La insoportable vaciedad de no
tener destino. Esa maldita sensación que nos acompaña cada vez que nuestro
tiempo gotea malgastándose, deslizándose entre nuestras manos sin remisión, sin
ninguna misericordia, sin contemplación posible.
Ese eterno retorno, pálido y esquelético
de una rutina diaria, un trabajo que parece hecho para otros y que aparece como
un espectro sin tumba, como el ajuar saqueado de una momia que no es la tuya, que
te acompaña cada día en un quehacer que no parece hecho para ti, que te absorbe
y te consume como la llama a la vela, sin dilación y sin pausa, ya sea en el
éxito, cuanto peor en el fracaso, aderezado éste si sucede por trémulo dolor, por
dejadez o error a pesar de la dedicación a esa nada, que lo es todo para el
resto del mundo.
Nadie puede escribir esto sin
avergonzarse en público, sin tener miedo a correr el riesgo de perder sus
cadenas de oro con las que se engalana casi todos los días de su vida. Tener
este terrible pensamiento inundando tu espíritu ahogado, solo con el deseo
imposible de contarlo como una verdad divina, de gritarlo hasta el silencio
abotargado de una lengua hinchada y una garganta herida. Como la prueba de fe
del profeta, como el mensaje escupido por una divinidad que ilumina tu vida con
una lampara que se aleja con mucha más celeridad de lo que tus pobres pies
cansados y tus manos temblorosas y dubitativas pueden seguir.
Solo tras su paso va quedando oscuridad,
delante de ti, dejándote sin ningún sendero que transitar que no choque con el
mundo hostil que te rodea.
Así es siempre como se muestra el
destino manifiesto antes de seguirlo como una caricatura o a quien no es capaz
de seguirlo nunca. Ese camino a tu gloria imperecedera, a tu derrota más inmortal,
esa senda que conoces pero que huyes por miedo a encontrarte contigo mismo, con
tu dolor, con tu miseria y con una muerte que un día u otro llegará.

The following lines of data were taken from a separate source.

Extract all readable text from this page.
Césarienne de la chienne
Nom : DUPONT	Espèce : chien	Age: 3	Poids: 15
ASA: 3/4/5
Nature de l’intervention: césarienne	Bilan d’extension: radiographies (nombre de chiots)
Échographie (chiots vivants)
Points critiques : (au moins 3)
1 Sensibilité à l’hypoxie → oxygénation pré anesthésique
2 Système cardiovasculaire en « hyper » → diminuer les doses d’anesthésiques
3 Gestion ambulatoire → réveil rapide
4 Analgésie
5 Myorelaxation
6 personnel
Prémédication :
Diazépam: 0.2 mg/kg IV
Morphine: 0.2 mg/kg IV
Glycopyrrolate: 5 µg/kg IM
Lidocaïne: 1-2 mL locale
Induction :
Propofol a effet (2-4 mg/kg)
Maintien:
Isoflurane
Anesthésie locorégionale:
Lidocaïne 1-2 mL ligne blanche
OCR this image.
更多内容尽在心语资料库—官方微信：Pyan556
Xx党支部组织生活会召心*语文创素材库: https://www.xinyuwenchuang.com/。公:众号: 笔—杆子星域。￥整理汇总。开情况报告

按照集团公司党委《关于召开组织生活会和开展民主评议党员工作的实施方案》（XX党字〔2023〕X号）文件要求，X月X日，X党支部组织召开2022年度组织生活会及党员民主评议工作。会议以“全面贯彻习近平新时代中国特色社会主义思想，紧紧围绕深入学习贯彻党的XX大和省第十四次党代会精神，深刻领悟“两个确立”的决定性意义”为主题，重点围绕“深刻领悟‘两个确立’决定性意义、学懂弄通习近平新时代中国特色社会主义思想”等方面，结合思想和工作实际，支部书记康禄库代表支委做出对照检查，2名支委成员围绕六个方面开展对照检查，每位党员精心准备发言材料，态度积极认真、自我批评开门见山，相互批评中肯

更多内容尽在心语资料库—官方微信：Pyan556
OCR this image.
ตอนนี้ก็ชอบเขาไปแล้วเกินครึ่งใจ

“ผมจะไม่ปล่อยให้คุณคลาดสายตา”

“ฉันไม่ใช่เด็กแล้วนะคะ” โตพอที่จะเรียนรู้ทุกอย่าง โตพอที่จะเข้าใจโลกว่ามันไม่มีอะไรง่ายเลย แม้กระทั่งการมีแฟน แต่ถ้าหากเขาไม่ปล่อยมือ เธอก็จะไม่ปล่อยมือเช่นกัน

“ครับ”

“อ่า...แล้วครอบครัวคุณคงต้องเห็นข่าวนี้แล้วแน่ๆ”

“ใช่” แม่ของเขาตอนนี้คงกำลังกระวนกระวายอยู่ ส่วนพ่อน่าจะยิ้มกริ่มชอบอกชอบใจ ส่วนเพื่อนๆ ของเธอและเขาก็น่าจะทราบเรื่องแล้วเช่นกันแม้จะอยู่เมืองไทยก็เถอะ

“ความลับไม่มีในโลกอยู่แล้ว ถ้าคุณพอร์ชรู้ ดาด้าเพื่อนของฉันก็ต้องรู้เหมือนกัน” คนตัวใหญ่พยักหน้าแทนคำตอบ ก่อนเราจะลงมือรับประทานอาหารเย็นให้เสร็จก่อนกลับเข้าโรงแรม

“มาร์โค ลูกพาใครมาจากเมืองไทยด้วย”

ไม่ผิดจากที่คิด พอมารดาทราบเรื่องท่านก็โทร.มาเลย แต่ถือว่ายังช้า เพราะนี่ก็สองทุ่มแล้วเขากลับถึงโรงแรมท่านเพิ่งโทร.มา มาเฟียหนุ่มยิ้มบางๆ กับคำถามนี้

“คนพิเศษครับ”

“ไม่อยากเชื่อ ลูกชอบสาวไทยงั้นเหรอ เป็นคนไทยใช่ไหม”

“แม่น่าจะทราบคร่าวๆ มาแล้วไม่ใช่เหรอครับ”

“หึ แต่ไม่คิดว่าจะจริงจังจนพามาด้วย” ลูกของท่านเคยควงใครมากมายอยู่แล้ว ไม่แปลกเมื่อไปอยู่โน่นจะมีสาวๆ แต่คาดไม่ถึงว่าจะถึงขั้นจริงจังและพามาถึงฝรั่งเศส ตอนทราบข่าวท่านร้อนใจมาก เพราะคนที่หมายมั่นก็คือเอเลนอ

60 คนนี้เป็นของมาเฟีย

Ese espejo que refleja tu alma el
cual nos quieres mirar por miedo a asustarte de tu propia imagen, por terror a
ver tu fracaso o tu muerte reflejada, pensando que no siguiéndolo evitaras lo
que ya por Dios te es dado, lo quieras o no, lo persigas o lo huyas, lo
prediques o lo niegues.
Esa carta sellada, como la palabra
de un dios, de los astros mismos, escrita en el cielo antes de nacer con los
hechos de tu vida y con eco en los recovecos de tu alma, que se abre sin tu
leerla, que se cita sin tu pedirlo, que se agita en tu interior sin tu desearlo.
Siempre queriendo salir, haciéndote llorar o extasiarte soñando, haciéndote ver
lo pequeño de tu ser en la inmensidad de la obra del universo y del mundo.